BoE - Board of Education
I work at my BoE every Tuesday (kayobi) after school starts August 27th and everyday right now. One big difference with American offices so far - almost everyone smokes and they let them smoke in a small ante chamber behind the coffee maker/sink area, and unfortunately that's right behind my desk.

I think that's good for now, but I'll post others as I think of them.

-JCH

3 comments:

Emily Watkins said...

I created a link from my blog to yours, and also to this specific post; it was easier than explaining the acronyms myself. I hope you don't mind.
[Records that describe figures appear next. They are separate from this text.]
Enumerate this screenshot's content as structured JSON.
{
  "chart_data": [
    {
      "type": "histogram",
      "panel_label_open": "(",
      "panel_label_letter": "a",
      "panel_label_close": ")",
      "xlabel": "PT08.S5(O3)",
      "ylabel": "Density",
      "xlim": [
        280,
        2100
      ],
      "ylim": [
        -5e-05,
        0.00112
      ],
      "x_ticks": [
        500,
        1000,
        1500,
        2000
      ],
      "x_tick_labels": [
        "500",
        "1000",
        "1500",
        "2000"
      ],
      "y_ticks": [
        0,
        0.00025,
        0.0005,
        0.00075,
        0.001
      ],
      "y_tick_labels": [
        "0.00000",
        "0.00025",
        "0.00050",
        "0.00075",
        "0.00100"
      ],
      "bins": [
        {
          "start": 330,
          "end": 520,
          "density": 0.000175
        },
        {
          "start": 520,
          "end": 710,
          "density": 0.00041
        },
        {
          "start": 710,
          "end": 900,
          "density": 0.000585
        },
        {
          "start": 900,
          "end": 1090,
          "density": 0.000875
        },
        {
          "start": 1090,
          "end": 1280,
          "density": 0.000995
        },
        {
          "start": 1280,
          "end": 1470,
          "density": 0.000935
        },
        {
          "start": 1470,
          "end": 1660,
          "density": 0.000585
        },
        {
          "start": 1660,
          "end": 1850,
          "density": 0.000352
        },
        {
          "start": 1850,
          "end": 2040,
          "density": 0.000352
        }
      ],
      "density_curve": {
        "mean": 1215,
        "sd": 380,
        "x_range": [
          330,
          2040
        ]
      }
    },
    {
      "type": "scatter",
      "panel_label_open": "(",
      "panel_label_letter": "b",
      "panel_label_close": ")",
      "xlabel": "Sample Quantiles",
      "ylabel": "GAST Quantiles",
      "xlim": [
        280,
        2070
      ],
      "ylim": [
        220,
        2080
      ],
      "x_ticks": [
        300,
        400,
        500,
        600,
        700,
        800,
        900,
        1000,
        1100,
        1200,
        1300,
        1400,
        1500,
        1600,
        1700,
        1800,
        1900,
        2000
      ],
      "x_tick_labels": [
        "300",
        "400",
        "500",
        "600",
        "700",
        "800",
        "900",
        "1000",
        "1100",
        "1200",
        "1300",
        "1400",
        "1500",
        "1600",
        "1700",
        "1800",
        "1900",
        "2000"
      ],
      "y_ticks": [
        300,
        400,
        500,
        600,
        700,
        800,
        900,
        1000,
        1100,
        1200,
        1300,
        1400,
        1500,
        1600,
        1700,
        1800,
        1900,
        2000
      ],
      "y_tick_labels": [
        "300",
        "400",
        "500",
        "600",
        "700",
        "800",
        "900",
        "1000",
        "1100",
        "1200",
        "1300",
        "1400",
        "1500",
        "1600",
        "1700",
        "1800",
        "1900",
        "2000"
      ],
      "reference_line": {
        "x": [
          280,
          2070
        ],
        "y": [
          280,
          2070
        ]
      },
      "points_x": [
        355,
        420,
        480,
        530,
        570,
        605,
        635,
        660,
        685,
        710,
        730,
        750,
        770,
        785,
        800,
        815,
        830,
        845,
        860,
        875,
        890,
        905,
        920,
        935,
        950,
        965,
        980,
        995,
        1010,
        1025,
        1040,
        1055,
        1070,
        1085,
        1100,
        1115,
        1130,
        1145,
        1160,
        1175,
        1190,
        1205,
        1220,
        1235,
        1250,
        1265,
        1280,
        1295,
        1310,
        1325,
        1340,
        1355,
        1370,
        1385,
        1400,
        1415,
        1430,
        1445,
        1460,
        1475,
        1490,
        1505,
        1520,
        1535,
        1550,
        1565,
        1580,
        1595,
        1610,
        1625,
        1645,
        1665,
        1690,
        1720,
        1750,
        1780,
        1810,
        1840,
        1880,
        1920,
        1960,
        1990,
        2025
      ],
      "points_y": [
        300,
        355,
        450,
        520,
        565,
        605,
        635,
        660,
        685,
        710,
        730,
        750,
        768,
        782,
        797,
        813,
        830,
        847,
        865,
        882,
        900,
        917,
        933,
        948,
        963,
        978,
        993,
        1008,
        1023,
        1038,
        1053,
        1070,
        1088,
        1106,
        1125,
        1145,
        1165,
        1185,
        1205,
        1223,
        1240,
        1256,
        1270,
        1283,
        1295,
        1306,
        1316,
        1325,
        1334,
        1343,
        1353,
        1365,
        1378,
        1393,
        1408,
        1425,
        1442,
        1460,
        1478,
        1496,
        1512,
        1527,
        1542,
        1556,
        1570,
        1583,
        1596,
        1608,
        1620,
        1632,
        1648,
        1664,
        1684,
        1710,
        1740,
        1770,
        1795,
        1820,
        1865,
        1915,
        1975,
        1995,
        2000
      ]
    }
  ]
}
I will remove the links straight away if you have any reservations.

Emily Watkins said...

Oh, and I'd like to add:
JTE = Japanese Teacher of English.
These are the folks the JETs work with directly. Some JTEs speak English better than others, though all can hold a conversation with you, and they are great for explaining strange notices you get in the mail.

Anonymous said...

Also:
MEF‹archaic›=Mombusho English Fellow. Distant precursor to modern JET. Rumored to have had prehensile tail (for holding inkwells), gills (required for drinking appts. w/ BETs [which see]). Shimane version indigenous to Izumo region. Passed into extinction from excessive exposure to FLHR (frequent Lafcadio Hearn references).
BET ‹ archaic›=British English Teacher. MEF equivalent from Albion ‹ archaic›. Shimane version habitat restricted to Gotsu, district of Iwami ‹ archaic›. Rarely without cucumber-garnished gin & tonics, due to shortage of lime (also gin, tonic water). Readily identified by Smiths cassette tape collection.